Traceback (most recent call last): File "/apps/gff3toolkit/2.0.3/bin/gff3_sort", line 8, in sys.exit(script_main()) File "/apps/gff3toolkit/2.0.3/lib/python3.9/site-packages/gff3tool/bin/gff3_sort.py", line 437, in script_main main(args.gff_file, output=args.output_gff, isoform_sort=args.isoform_sort, sorting_order=sorting_order, logger=logger_stderr, reference=args.reference) File "/apps/gff3toolkit/2.0.3/lib/python3.9/site-packages/gff3tool/bin/gff3_sort.py", line 223, in main sequence_regions[sequence_region['seqid']] = (sequence_region['start'], sequence_region['end']) KeyError: 'end'

It seems to me that the above "Line 6" must be skipped in the file annot.gff

Any thought on that? Thanks, TJ

mpoelchau commented 2 years ago

@tbazilegith this error looks similar to the one reported in #125. Can you post some examples of the sequence directive lines?
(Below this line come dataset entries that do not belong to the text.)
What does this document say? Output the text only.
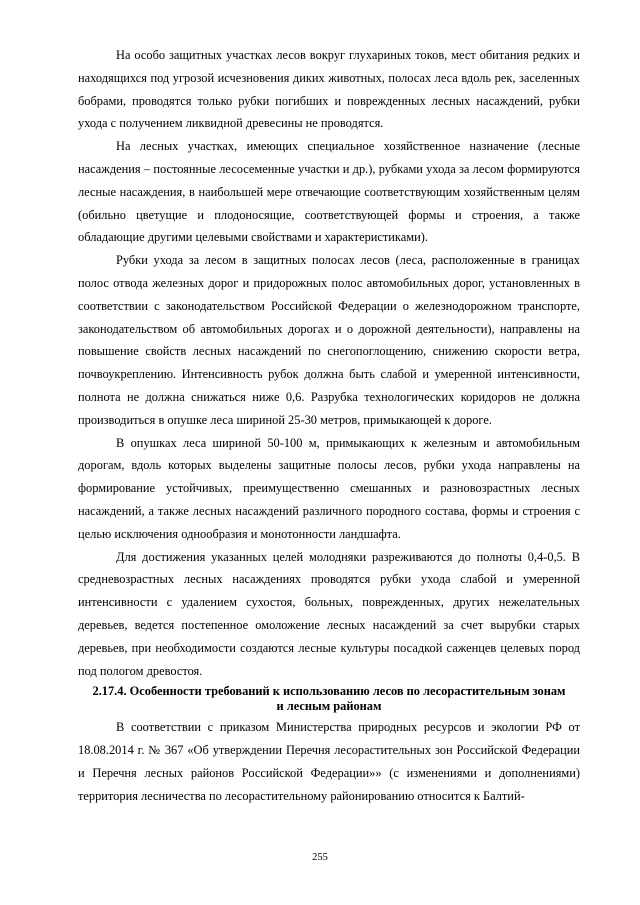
На особо защитных участках лесов вокруг глухариных токов, мест обитания редких и находящихся под угрозой исчезновения диких животных, полосах леса вдоль рек, заселенных бобрами, проводятся только рубки погибших и поврежденных лесных насаждений, рубки ухода с получением ликвидной древесины не проводятся.

На лесных участках, имеющих специальное хозяйственное назначение (лесные насаждения – постоянные лесосеменные участки и др.), рубками ухода за лесом формируются лесные насаждения, в наибольшей мере отвечающие соответствующим хозяйственным целям (обильно цветущие и плодоносящие, соответствующей формы и строения, а также обладающие другими целевыми свойствами и характеристиками).

Рубки ухода за лесом в защитных полосах лесов (леса, расположенные в границах полос отвода железных дорог и придорожных полос автомобильных дорог, установленных в соответствии с законодательством Российской Федерации о железнодорожном транспорте, законодательством об автомобильных дорогах и о дорожной деятельности), направлены на повышение свойств лесных насаждений по снегопоглощению, снижению скорости ветра, почвоукреплению. Интенсивность рубок должна быть слабой и умеренной интенсивности, полнота не должна снижаться ниже 0,6. Разрубка технологических коридоров не должна производиться в опушке леса шириной 25-30 метров, примыкающей к дороге.

В опушках леса шириной 50-100 м, примыкающих к железным и автомобильным дорогам, вдоль которых выделены защитные полосы лесов, рубки ухода направлены на формирование устойчивых, преимущественно смешанных и разновозрастных лесных насаждений, а также лесных насаждений различного породного состава, формы и строения с целью исключения однообразия и монотонности ландшафта.

Для достижения указанных целей молодняки разреживаются до полноты 0,4-0,5. В средневозрастных лесных насаждениях проводятся рубки ухода слабой и умеренной интенсивности с удалением сухостоя, больных, поврежденных, других нежелательных деревьев, ведется постепенное омоложение лесных насаждений за счет вырубки старых деревьев, при необходимости создаются лесные культуры посадкой саженцев целевых пород под пологом древостоя.

2.17.4. Особенности требований к использованию лесов по лесорастительным зонам
и лесным районам

В соответствии с приказом Министерства природных ресурсов и экологии РФ от 18.08.2014 г. № 367 «Об утверждении Перечня лесорастительных зон Российской Федерации и Перечня лесных районов Российской Федерации»» (с изменениями и дополнениями) территория лесничества по лесорастительному районированию относится к Балтий-

255
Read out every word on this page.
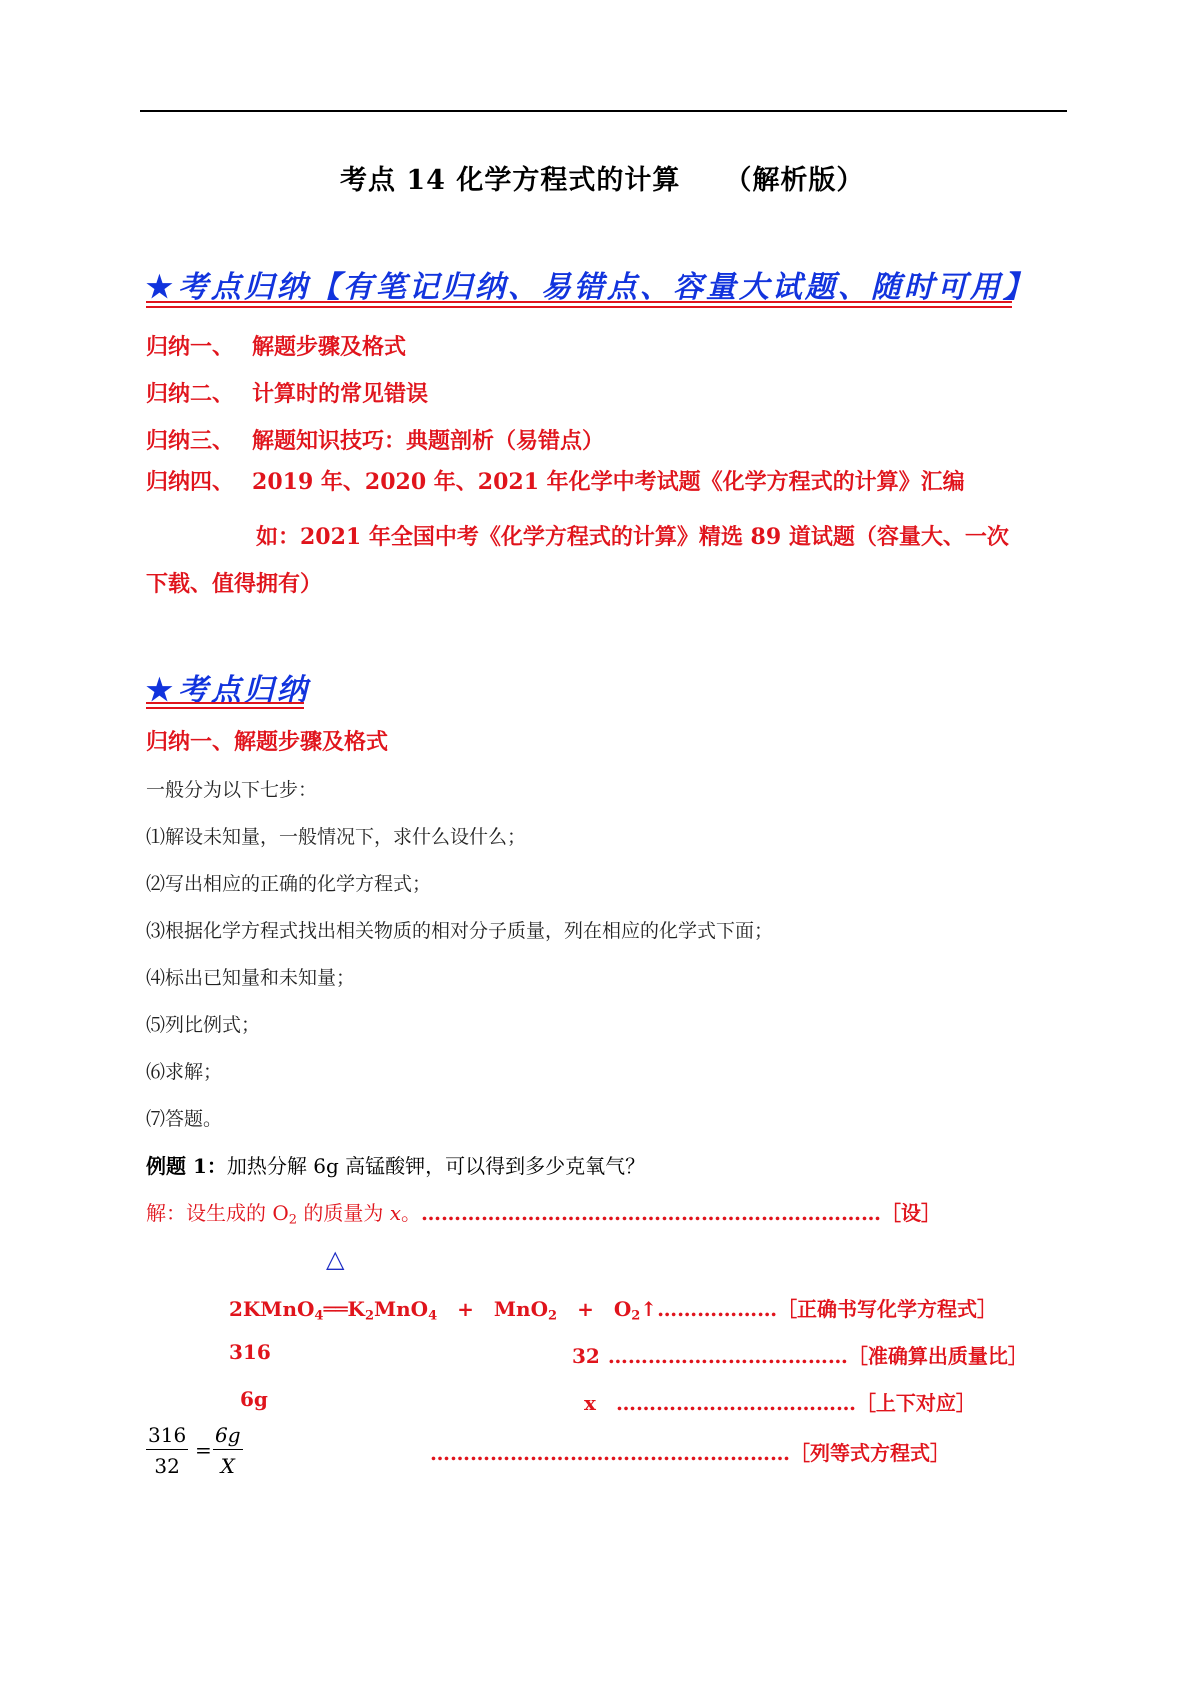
考点 14 化学方程式的计算 （解析版）
★考点归纳【有笔记归纳、易错点、容量大试题、随时可用】
归纳一、 解题步骤及格式
归纳二、 计算时的常见错误
归纳三、 解题知识技巧：典题剖析（易错点）
归纳四、 2019 年、2020 年、2021 年化学中考试题《化学方程式的计算》汇编
如：2021 年全国中考《化学方程式的计算》精选 89 道试题（容量大、一次
下载、值得拥有）
★考点归纳
归纳一、解题步骤及格式
一般分为以下七步：
⑴解设未知量，一般情况下，求什么设什么；
⑵写出相应的正确的化学方程式；
⑶根据化学方程式找出相关物质的相对分子质量，列在相应的化学式下面；
⑷标出已知量和未知量；
⑸列比例式；
⑹求解；
⑺答题。
例题 1：加热分解 6g 高锰酸钾，可以得到多少克氧气？
解：设生成的 $O_2$ 的质量为 x。……………………………………………………………［设］
△
$2KMnO_4══K_2MnO_4 + MnO_2$ + $O_2↑\dots\dots\dots\dots\dots\dots[$正确书写化学方程式］
316	32 ………………………………［准确算出质量比］
6g	x ………………………………［上下对应］
$\frac{316}{32} = \frac{6g}{X}$	………………………………………………［列等式方程式］
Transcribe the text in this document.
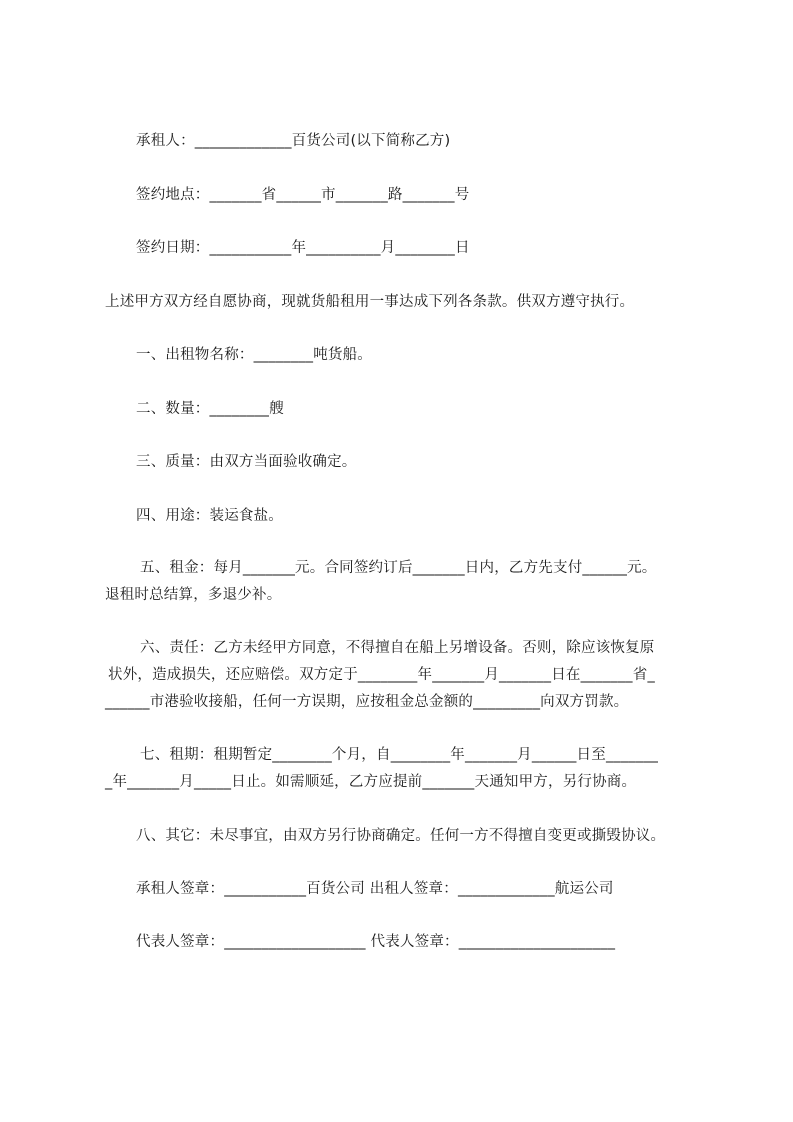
承租人：_____________百货公司(以下简称乙方)
签约地点：_______省______市_______路_______号
签约日期：___________年__________月________日
上述甲方双方经自愿协商，现就货船租用一事达成下列各条款。供双方遵守执行。
一、出租物名称：________吨货船。
二、数量：________艘
三、质量：由双方当面验收确定。
四、用途：装运食盐。
五、租金：每月_______元。合同签约订后_______日内，乙方先支付______元。
退租时总结算，多退少补。
六、责任：乙方未经甲方同意，不得擅自在船上另增设备。否则，除应该恢复原
状外，造成损失，还应赔偿。双方定于________年_______月_______日在_______省_
______市港验收接船，任何一方误期，应按租金总金额的_________向双方罚款。
七、租期：租期暂定________个月，自________年_______月______日至_______
_年_______月_____日止。如需顺延，乙方应提前_______天通知甲方，另行协商。
八、其它：未尽事宜，由双方另行协商确定。任何一方不得擅自变更或撕毁协议。
承租人签章：___________百货公司 出租人签章：_____________航运公司
代表人签章：___________________ 代表人签章：_____________________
Do they all have a number as the end coordinate?

tbazilegith commented 2 years ago

Hello MPoelchau, Here is what I have

gff-version 3

!gff-spec-version 1.21

!processor NCBI annotwriter

sequence-region 1 3396752

species https://www.ncbi.nlm.nih.gov/Taxonomy/Browser/wwwtax.cgi?id=1386

1 Local region 1 3396752 . + . ID=1:1..3396752;Dbxref=taxon:1386;Is_circular=true;Name=ANONYMOUS;gbkey=Src;genome=chromosome;mol_type=genomic DNA;strain=replaceme 1 . pseudogene 1 144 . - . ID=gene-tmp_000001;Name=tmp_000001;gbkey=Gene;gene_biotype=pseudogene;locus_tag=tmp_000001;pseudo=true

Thanks, TJ

tbazilegith commented 2 years ago

Hello MPoelchau, Here is the full header

gff-version 3

!gff-spec-version 1.21

!processor NCBI annotwriter

sequence-region 1 3396752

species https://www.ncbi.nlm.nih.gov/Taxonomy/Browser/wwwtax.cgi?id=1386

1 Local region 1 3396752 . + . ID=1:1..3396752;Dbxref=taxon:1386;Is_circular=true;Name=ANONYMOUS;gbkey=Src;genome=chromosome;mol_type=genomic DNA;strain=replaceme 1 . pseudogene 1 144 . - . ID=gene-tmp_000001;Name=tmp_000001;gbkey=Gene;gene_biotype=pseudogene;locus_tag=tmp_000001;pseudo=true Thanks, TJ

mpoelchau commented 2 years ago

@tbazilegith looks like the sequence region directive is missing a '1' (representing either the chromosome or the start coordinate). The format is ##sequence-region seqid start end. So it should instead be ##sequence-region 1 1 3396752

mpoelchau commented 2 years ago

@tbazilegith just following up, did fixing the sequence region directive work for you?

mpoelchau commented 2 years ago

I'll close this issue but feel free to re-open if that didn't help.